Packaging methodology for RF devices using a BCB membrane transfer technique

• Published in: Journal of micromechanics and microengineering Vol. 16; no. 11; pp. 2384 - 2388
• Main Authors: Seok, S, Rolland, N, Rolland, P-A
• Format: Journal Article
• Language: English
• Published: Bristol IOP Publishing 01.11.2006; Institute of Physics
• Subjects: Applied sciences; Electronics; Exact sciences and technology; Instruments, apparatus, components and techniques common to several branches of physics and astronomy; Mechanical engineering. Machine design; Mechanical instruments, equipment and techniques; Microelectronic fabrication (materials and surfaces technology); Micromechanical devices and systems; Physics; Precision engineering, watch making; Semiconductor electronics. Microelectronics. Optoelectronics. Solid state devices; Encapsulation; Wafer bonding; Coating process; Insertion loss; Benzocyclobutene; Silicon; Coplanar line; High frequency; Radiofrequency; Heat resistant glass; Deposition process
• ISSN: 0960-1317; 1361-6439
• DOI: 10.1088/0960-1317/16/11/019

This paper presents a whole benzocyclobutene (BCB) film encapsulated 0-level packaging using a wafer level BCB bonding technique. The wafer-scale membrane transfer technique using silicon carrier wafers was used to make BCB membrane caps for encapsulation placed above the device wafers.

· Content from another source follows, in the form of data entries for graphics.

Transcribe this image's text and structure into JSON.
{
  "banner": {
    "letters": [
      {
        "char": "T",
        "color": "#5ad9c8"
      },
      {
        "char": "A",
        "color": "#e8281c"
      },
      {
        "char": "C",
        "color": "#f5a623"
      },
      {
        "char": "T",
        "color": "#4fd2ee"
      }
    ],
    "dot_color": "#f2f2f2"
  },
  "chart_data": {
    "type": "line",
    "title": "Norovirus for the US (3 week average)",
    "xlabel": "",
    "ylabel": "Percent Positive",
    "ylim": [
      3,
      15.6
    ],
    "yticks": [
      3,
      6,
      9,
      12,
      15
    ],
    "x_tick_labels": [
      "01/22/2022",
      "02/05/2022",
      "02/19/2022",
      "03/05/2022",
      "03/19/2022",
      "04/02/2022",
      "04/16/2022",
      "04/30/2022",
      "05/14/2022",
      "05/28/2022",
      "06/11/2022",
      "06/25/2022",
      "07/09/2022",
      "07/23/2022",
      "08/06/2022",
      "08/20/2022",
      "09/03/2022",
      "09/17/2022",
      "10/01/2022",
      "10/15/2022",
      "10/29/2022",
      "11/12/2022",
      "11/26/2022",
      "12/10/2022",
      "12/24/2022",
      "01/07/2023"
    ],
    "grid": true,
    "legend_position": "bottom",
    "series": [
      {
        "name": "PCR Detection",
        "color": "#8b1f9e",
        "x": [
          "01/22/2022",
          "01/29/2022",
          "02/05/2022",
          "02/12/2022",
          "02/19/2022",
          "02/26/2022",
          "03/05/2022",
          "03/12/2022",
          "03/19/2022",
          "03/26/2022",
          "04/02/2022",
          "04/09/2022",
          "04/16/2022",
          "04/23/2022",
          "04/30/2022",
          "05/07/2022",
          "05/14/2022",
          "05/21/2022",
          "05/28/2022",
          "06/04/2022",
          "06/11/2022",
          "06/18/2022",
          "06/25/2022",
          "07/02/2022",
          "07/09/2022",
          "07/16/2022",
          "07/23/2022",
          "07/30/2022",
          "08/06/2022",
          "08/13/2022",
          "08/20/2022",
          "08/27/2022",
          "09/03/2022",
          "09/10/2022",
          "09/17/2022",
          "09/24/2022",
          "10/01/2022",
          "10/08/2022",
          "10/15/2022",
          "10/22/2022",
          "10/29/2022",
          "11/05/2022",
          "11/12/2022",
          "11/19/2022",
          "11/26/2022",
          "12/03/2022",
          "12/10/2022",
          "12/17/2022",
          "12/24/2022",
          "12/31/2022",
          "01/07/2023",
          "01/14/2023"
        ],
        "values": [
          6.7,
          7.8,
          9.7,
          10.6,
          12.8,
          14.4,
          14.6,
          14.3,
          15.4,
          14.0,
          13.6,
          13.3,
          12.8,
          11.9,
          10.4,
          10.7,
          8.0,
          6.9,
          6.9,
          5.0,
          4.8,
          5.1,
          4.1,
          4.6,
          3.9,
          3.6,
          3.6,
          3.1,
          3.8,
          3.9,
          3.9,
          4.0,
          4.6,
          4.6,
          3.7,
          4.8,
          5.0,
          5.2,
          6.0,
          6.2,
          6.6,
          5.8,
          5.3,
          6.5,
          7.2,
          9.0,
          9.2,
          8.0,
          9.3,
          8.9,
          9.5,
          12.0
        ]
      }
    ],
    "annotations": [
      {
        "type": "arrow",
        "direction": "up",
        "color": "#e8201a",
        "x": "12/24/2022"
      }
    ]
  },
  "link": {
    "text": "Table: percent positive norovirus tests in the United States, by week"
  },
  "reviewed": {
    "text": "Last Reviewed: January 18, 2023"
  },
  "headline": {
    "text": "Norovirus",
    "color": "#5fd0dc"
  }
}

The BCB multiple coating process using CYCLOTENE 4026-46 was developed to make an encapsulation cap. The average height of the BCB cap was 40 mum with a little curvature on the membrane for the dimension of 2 mm X 3 mm. The RF characteristics using coplanar waveguide (CPW) lines were measured to evaluate the effect of BCB film packaging and the results were compared with those of pyrex #7740 glass packaged CPW lines. It shows that the insertion loss (S12) of BCB-packaged CPW lines is better than that of pyrex glass packaged CPW lines at high frequencies. The insertion loss change of CPW lines by BCB film packaging is below 0.01 dB up to 90 GHz, while the glass-packaged CPW lines show about 0.1 dB deviation from 20 GHz to 110 GHz.